Normally when a printer prints garbage it is a driver problem. Go here, enter the printer details and download the "XP Embedded" drivers and install them. Should get you going again.


----------



## georgealbert (Aug 18, 2008)

hi kev1952 

i tried what you tell me ,when i give printing order it gives beep after each 2 seconds and during it prints garbage also , 


is there any other solution 

email:[email protected] 

Regards 

Georgealbert


----------



## kev1952 (Dec 2, 2006)

Sorry - don't have the printer concerned so can't really add to my previous. Is the printer still under warranty? If not, is it worth getting it fixed (most times it's cheaper to get a new one)?

Just had a read of the manual for it.

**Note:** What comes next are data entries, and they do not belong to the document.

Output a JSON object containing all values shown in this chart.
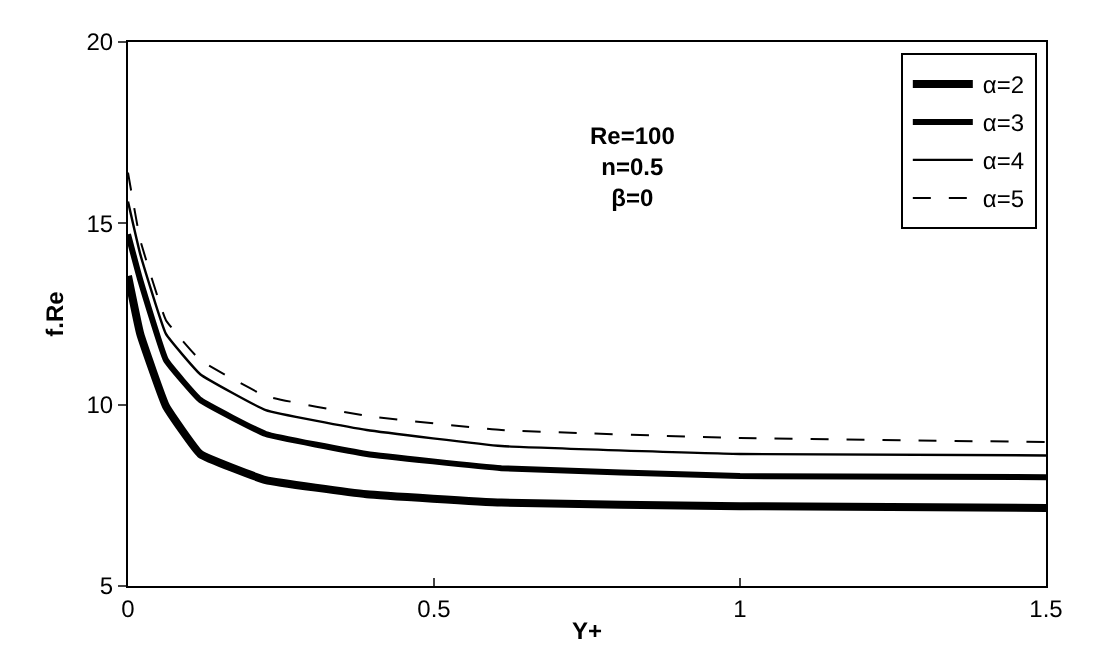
{
  "chart_data": {
    "type": "line",
    "xlabel": "Y+",
    "ylabel": "f.Re",
    "annotations": [
      "Re=100\nn=0.5\nβ=0"
    ],
    "x": [
      0,
      0.02,
      0.062,
      0.118,
      0.225,
      0.39,
      0.61,
      1.0,
      1.5
    ],
    "series": [
      {
        "name": "α=2",
        "color": "#000000",
        "values": [
          13.55,
          11.95,
          9.96,
          8.64,
          7.92,
          7.53,
          7.3,
          7.2,
          7.15
        ]
      },
      {
        "name": "α=3",
        "color": "#000000",
        "values": [
          14.7,
          13.44,
          11.23,
          10.13,
          9.19,
          8.64,
          8.25,
          8.03,
          8.0
        ]
      },
      {
        "name": "α=4",
        "color": "#000000",
        "values": [
          15.6,
          14.15,
          11.95,
          10.84,
          9.85,
          9.3,
          8.86,
          8.64,
          8.6
        ]
      },
      {
        "name": "α=5",
        "color": "#000000",
        "line_style": "dashed",
        "values": [
          16.4,
          14.54,
          12.33,
          11.23,
          10.24,
          9.69,
          9.3,
          9.08,
          8.97
        ]
      }
    ],
    "xlim": [
      0,
      1.5
    ],
    "xticks": [
      0,
      0.5,
      1,
      1.5
    ],
    "ylim": [
      5,
      20
    ],
    "yticks": [
      5,
      10,
      15,
      20
    ],
    "grid": false,
    "legend": "top right",
    "marker": "none",
    "line_style": "solid"
  }
}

Have you run the printer through it's self-test cycle? This from the manual:


> The self-test checks whether the printer has any problems. If the printer does not function properly, contact your dealer. The self-test checks the following:
> 
> 2-1 Make sure paper roll has been installed properly.
> 
> ...


Also, what type of connection have you got (USB or Parallel)? Try a different cable and test as well.


----------